Baker also beat up on Pulitzer winner Robin Givhan, "a Washington Post critic who mocked Vice President Cheney's outdoor apparel and ridiculed the supposed 1950s-era clothing worn by then-Supreme Court nominee John Roberts' kids." Is Baker suggesting that Cheney wasn't dressed "to operate a snow blower" when he was at Auschwitz? Well, no; apparently, merely saying it is offense enough, as Baker called it a "notorious hit piece." Baker also fails to mention Givhan's critiques of Democratic fashion, such as Cynthia McKinney's hair.
Author Bails on Own Book; Will WND? Topic: WorldNetDaily
Another strike against WorldNetDaily's favorite book: Even the guy who wrote "I've Always Been a Yankees Fan," a collection of purported Hillary Clinton quotes, isn't vouching for the authenticity of the quotes contained therein. Thomas Kuiper said on CNN that he "can't verify" that the quotes are "100 percent true."
What do think the chances are that WND will report this development to its readers? Of course, WND publishes books by felons and liars, so this may not be a deterrent.

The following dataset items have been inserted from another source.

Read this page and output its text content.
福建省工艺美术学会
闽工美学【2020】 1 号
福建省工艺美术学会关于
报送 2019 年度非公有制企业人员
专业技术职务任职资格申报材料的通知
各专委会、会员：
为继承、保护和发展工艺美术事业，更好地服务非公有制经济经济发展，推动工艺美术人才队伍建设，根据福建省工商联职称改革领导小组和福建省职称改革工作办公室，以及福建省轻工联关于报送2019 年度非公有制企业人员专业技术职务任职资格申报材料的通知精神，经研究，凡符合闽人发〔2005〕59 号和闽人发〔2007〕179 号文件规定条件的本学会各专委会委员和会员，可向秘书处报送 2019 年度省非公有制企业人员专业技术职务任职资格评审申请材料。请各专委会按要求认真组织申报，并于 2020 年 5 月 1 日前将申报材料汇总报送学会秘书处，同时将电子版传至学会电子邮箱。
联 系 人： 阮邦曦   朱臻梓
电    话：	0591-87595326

Aaron Klein's Selective Memory Topic: WorldNetDaily
In an April 18 WorldNetDaily article on Jews celebrating Passover at "the Tomb of the Patriarchs -- the second holiest site to Judaism," Aaron Klein yet again rehashes the history of Hebron, the West Bank town where the tomb is located, without noting the 1994 massacre of Arabs at the tomb by Baruch Goldstein.
Misleading Headline Alert Topic: Newsmax
An April 19 Associated Press article, as posted on NewsMax, has the headline, "Tom DeLay Conspiracy Charge Tossed Out." That's misleading; as the article itself states, what actually happened was that an appeals court upheld the dismissal of a conspiracy charge against Tom DeLay back in December. The other two charges against DeLay -- a money-laundering charge and another conspiracy charge -- still stand, as they have since they were filed.
WND Embraces Dubious Clinton Quote Book Topic: WorldNetDaily
In recent weeks, WorldNetDaily has been heavily plugging a new book of Hillary Clinton quotes, titled "I've Always Been a Yankees Fan," which it sells in its store. The book's title claim, as described in a March 16 WND article:
How about the her claim, while running for the U.S. Senate in New York, about being a lifelong Yankees fan. Only problem – she grew up in Chicago rooting for the Cubs.
That's false; she's a fan of both the Yankees and the Cubs. As Media Matters points out, Clinton's Yankee fandom has been long documented.
WND also claims that the quotes are taken from "extensive, attributed sources." But Media Matters notes that chief among those "extensive, attributed sources" are numerous anti-Clinton tomes whose veracity is dubious at best and can be counted on to have a hostile, biased (and, therefore, possibly inaccurate) take on anything Clinton says. The book's introduction was supplied by professional Clinton-basher Dick Morris, which is another clue to the book's intent.
NewsMax Smears Zinni Topic: Newsmax
NewsMax defends the Bush administration by attacking its critics in an April 18 article:
Former CENTCOM Commander, Gen. Anthony Zinni - who has called for Defense Secretary Donald Rumsfeld to resign because of his alleged incompetence in running the Iraq war - admitted six years ago that he made the disastrous decision to have the U.S.S. Cole use the port of Aden, Yemen for refueling, where the ship was blown up by al Qaeda terrorists.
Worse still, at least one report indicates that Gen. Zinni may have played a role in an August 1998 leak that tipped off Osama bin Laden to an impending U.S. cruise missile attack - allowing the top terrorist to escape.
NewsMax makes no attempt in the article to respond to Zinni's criticism of Rumsfeld.